Наконец узнала о двойном происшествии мать. Она тоже не знала, что делать, но около нее было достаточно опытных советчиц. Христина уехала рожать в Петербург, а Ульяна — к тетке в псковскую деревню. Обе вернулись похудевшие и без ребят. Христина осталась в горничных, сохраняя связь с барином, а Ульяна, узнав от дворни об измене Владимира, бросилась к деду, оттуда в деревню, где остался ее ребенок. С ним она поехала в Петербург в надежде поступить прислугой, но с ребенком не только не брали на место, но не пускали и переночевать. Промаявшись по смрадным ночлежкам, оборванная, с заболевшим ребенком на руках, Ульяна вернулась к деду на пасеку. Ночью на лесную поляну пришел с ружьем и легавой Владимир. Он теперь тосковал по Ульяниным первым ласкам. Он обнимал ее, целовал, что-то обещал, что-то говорил о себе, о ней — ничего было не запомнить, — и опять услала ребенка Ульяна на Псковщину и сама стала ходить к Владимиру.
Зимою Владимир Андреевич уехал в Петербург на святки, а в мае вместе с ним приехали в Докукино молодой камер-юнкер Карамышев с сестрой Валентиной. Воспитана Валентина была в Париже и гордилась тем, что похожа на француженку. Ручки и ножки у нее были крохотные, сама она легка, как подросток, весела и жизнерадостна, насколько позволяет этикет. Докукино показалось ей очаровательным. С раннего утра она спешила с простыней к реке, ездила верхом легко и без устали, бегала по лесу. Владимир Андреевич, как большой пес, следовал за нею, любуясь ее синими сквозь серебристую серину глазами, изящными движениями, локонами и чуть картавым французским говорком. Вечерами на обрывах парка она вся замирала, шепотом читала стихи, которые любила до беспамятства. Стихи сладкие, как у Ростана, колдовские сологубовские заговоры, фейерверочные вращения слов Бальмонта, таинственное нашептывание молодого, только получившего известность Блока. Гости, посещавшие Арсаковых, терпеливо ее выслушивали, готовно аплодировали. Но она искала в глазах слушателей большего, не находила и вдруг, как испуганная ночная птица, путаясь в кустах, разрывая газ платья, бросалась в темноту парка, ненадолго затихала, чтобы у рояля вспыхнуть снова молодым девичьим задором.

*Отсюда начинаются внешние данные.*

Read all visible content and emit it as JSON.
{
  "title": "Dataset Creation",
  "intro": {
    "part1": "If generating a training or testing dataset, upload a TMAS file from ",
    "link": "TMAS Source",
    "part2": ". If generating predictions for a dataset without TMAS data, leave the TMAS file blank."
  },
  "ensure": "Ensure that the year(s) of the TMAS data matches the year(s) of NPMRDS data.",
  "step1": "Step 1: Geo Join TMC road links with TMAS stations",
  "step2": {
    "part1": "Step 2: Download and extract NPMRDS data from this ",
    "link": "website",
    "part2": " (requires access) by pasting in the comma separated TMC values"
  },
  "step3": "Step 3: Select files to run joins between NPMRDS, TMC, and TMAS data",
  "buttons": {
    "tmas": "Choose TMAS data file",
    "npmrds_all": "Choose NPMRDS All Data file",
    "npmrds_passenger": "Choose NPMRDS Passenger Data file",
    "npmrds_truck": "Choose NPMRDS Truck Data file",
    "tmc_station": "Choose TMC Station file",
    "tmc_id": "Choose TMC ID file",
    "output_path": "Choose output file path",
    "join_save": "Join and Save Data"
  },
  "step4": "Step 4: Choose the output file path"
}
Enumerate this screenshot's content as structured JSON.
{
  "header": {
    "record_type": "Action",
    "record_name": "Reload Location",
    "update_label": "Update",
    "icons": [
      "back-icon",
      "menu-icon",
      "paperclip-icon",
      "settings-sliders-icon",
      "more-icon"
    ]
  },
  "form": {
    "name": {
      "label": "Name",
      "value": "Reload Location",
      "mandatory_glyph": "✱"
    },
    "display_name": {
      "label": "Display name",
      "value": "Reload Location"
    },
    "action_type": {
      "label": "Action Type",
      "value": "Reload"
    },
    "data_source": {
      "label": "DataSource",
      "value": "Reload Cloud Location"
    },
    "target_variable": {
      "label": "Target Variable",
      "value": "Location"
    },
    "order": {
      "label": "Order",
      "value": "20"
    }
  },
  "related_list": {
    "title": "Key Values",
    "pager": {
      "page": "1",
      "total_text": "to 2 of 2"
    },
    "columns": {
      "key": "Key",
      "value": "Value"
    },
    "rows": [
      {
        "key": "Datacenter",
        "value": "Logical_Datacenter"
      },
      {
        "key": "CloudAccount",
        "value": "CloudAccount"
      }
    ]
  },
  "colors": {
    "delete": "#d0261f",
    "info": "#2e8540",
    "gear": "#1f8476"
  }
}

По деревне шел слух, что барин женится. Мать выходила к гостям и старалась приласкать девушку, но Валентина Георгиевна, которой нравилось имение, лошади, парк над рекою, прекрасный «стейнвей» в музыкальной комнате, нравился фамильный дом на Екатерининском канале и оксфордские фраки Владимира Андреевича, разочаровалась в нем самом. Он не понимал стихов; как же она скажет ему, что сама по ночам пишет стихи и мечтает об одном — стать знаменитой поэтессой?